No entanto, ainda não há previsão para instalação. Sem o alívio, são críticos os relatos enviados ao Coletivo Educação em Luta Bauru, depois que a professora Iara Costa gravou vídeo falando da dificuldade. Constam situações como: "Os bebês molham o lençol de tanto suar. Dá um dó. Não dormem direito e choram" e "Com ventilador funcionando já era quente. Sem ele, está insalubre". Setembro de 2023 foi o mais quente dos últimos 80 anos, segundo o Instituto Nacional de Meteorologia (Inmet).

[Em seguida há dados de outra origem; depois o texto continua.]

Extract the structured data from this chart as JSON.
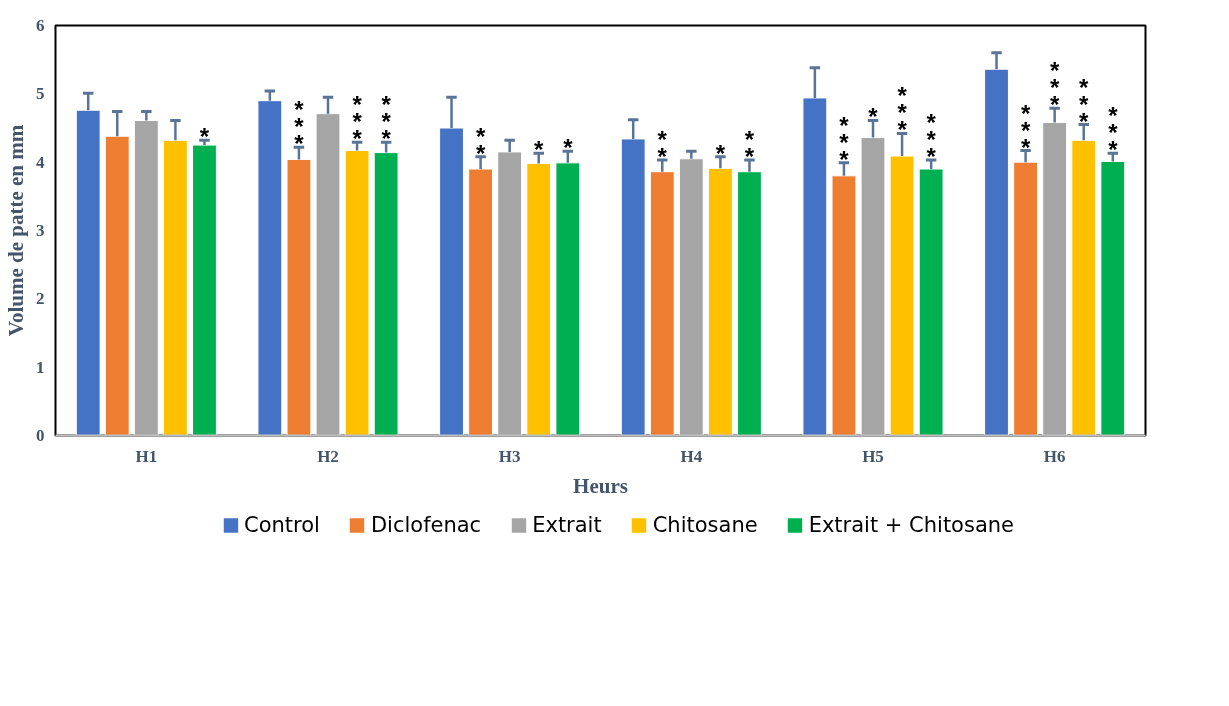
{
  "chart_data": {
    "type": "bar",
    "xlabel": "Heurs",
    "ylabel": "Volume de patte en mm",
    "categories": [
      "H1",
      "H2",
      "H3",
      "H4",
      "H5",
      "H6"
    ],
    "ylim": [
      0,
      6
    ],
    "yticks": [
      0,
      1,
      2,
      3,
      4,
      5,
      6
    ],
    "grid": false,
    "legend": "bottom",
    "series": [
      {
        "name": "Control",
        "color": "#4472c4",
        "values": [
          4.76,
          4.9,
          4.5,
          4.34,
          4.94,
          5.36
        ],
        "errors": [
          [
            4.76,
            5.01
          ],
          [
            4.9,
            5.04
          ],
          [
            4.5,
            4.95
          ],
          [
            4.34,
            4.62
          ],
          [
            4.94,
            5.38
          ],
          [
            5.36,
            5.6
          ]
        ]
      },
      {
        "name": "Diclofenac",
        "color": "#ed7d31",
        "values": [
          4.38,
          4.04,
          3.9,
          3.86,
          3.8,
          4.0
        ],
        "errors": [
          [
            4.38,
            4.74
          ],
          [
            4.04,
            4.22
          ],
          [
            3.9,
            4.08
          ],
          [
            3.86,
            4.03
          ],
          [
            3.8,
            3.99
          ],
          [
            4.0,
            4.17
          ]
        ],
        "value_labels": [
          null,
          "***",
          "**",
          "**",
          "***",
          "***"
        ]
      },
      {
        "name": "Extrait",
        "color": "#a5a5a5",
        "values": [
          4.61,
          4.71,
          4.15,
          4.05,
          4.36,
          4.58
        ],
        "errors": [
          [
            4.61,
            4.74
          ],
          [
            4.71,
            4.95
          ],
          [
            4.15,
            4.32
          ],
          [
            4.05,
            4.16
          ],
          [
            4.36,
            4.61
          ],
          [
            4.58,
            4.79
          ]
        ],
        "value_labels": [
          null,
          null,
          null,
          null,
          "*",
          "***"
        ]
      },
      {
        "name": "Chitosane",
        "color": "#ffc000",
        "values": [
          4.32,
          4.17,
          3.98,
          3.91,
          4.09,
          4.32
        ],
        "errors": [
          [
            4.32,
            4.61
          ],
          [
            4.17,
            4.29
          ],
          [
            3.98,
            4.13
          ],
          [
            3.91,
            4.08
          ],
          [
            4.09,
            4.42
          ],
          [
            4.32,
            4.55
          ]
        ],
        "value_labels": [
          null,
          "***",
          "*",
          "*",
          "***",
          "***"
        ]
      },
      {
        "name": "Extrait + Chitosane",
        "color": "#00b050",
        "values": [
          4.25,
          4.14,
          3.99,
          3.86,
          3.9,
          4.01
        ],
        "errors": [
          [
            4.25,
            4.32
          ],
          [
            4.14,
            4.29
          ],
          [
            3.99,
            4.16
          ],
          [
            3.86,
            4.03
          ],
          [
            3.9,
            4.03
          ],
          [
            4.01,
            4.13
          ]
        ],
        "value_labels": [
          "*",
          "***",
          "*",
          "**",
          "***",
          "***"
        ]
      }
    ]
  }
}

Neste contexto, por meio de nota, a administração municipal confirma que, em algumas unidades escolares, foi verificada quantidade de equipamentos menor do que a ideal. "Em outros casos, foi constatado que os (ventiladores) atuais precisam de manutenção ou troca", informa texto enviado à reportagem. Por essa razão, há informações de diretores e professores que levaram o equipamento para as escolas. Em algumas delas, inclusive, o empréstimo foi proibido.

Frente às altas temperaturas, com novos picos previstos para outubro, por conta do El Niño, a pasta acrescenta que algumas de suas unidades realizam atividades com água, a critério da direção e corpo docente.

No entanto, faltam outras alternativas para amenizar o calor, também a partir da queixa de profissionais. Eles reclamam, por exemplo, de bebedouros sem água gelada.

"O bebedouro não funciona. Estamos dando água com jarras enchidas e refrigeradas nas nossas geladeiras. Um trabalho exaustivo que ocupa parte do horário de aula", descreve uma servidora. Em nota, o Executivo informou que as unidades escolares possuem bebedouros de três torneiras ou de parede, com água gelada.

O site do Instituto de Pesquisas Meteorológicas (IPMet) informa que o El Niño atua no aquecimento do mar no oceano pacífico equatorial. A condição deve permanecer durante os meses de primavera e impactar os termômetros em território paulista. "As temperaturas tendem a permanecer acima da média em grande parte do estado", afirma o órgão.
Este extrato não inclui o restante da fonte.